Nearly Optimal List Labeling
Michael A. Bender, Alex Conway, Martín Farach-Colton, Hanna Komlós, Michal Koucký, William Kuszmaul, Michael Saks
TL;DR
The paper tackles the dynamic list-labeling problem: maintaining a sorted set of up to $n$ elements in an array of size $m=(1+Θ(1))n$ under online insertions/deletions with minimal moves. It introduces the See-Saw Algorithm, a randomized, history-dependent data-structure that partitions the array into a recursive subproblem tree, uses random rebuild windows, and adaptively allocates slots to subproblems based on past insertion patterns. A central contribution is a near-optimal amortized bound of $O\left(\log n\,\operatorname{polyloglog} n\right)$ per operation, matching the known lower bound up to polyloglog factors, and achieved by integrating random window sizes with adaptive array skews through See-Saw Lemma-based analysis. The work also establishes a suite of reductions and detailed probabilistic analyses to bound rebuild costs, resets, and the likelihood of expensive leaves, showing that the See-Saw approach attains near-worst-case optimal performance for this classic problem and has potential implications for cache-oblivious structures and related dynamic data-structure problems.
Abstract
The list-labeling problem captures the basic task of storing a dynamically changing set of up to $n$ elements in sorted order in an array of size $m = (1 + Θ(1))n$. The goal is to support insertions and deletions while moving around elements within the array as little as possible.
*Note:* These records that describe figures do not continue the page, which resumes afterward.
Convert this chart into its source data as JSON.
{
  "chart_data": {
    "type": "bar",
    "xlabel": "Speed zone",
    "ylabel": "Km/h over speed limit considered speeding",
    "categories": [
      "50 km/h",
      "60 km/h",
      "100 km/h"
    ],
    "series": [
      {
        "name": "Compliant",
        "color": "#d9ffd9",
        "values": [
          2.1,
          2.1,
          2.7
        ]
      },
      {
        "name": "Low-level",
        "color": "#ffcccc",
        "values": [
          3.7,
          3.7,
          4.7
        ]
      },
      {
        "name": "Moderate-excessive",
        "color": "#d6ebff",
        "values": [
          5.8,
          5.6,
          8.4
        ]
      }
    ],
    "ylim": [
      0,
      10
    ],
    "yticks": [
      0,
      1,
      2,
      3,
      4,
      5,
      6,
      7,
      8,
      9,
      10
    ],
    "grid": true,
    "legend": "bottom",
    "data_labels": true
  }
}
Until recently, the best known upper bound stood at $O(\log^2 n)$ amortized cost. This bound, which was first established in 1981, was finally improved two years ago, when a randomized $O(\log^{3/2} n)$ expected-cost algorithm was discovered. The best randomized lower bound for this problem remains $Ω(\log n)$, and closing this gap is considered to be a major open problem in data structures. In this paper, we present the See-Saw Algorithm, a randomized list-labeling solution that achieves a nearly optimal bound of $O(\log n \operatorname{polyloglog} n)$ amortized expected cost. This bound is achieved despite at least three lower bounds showing that this type of result is impossible for large classes of solutions.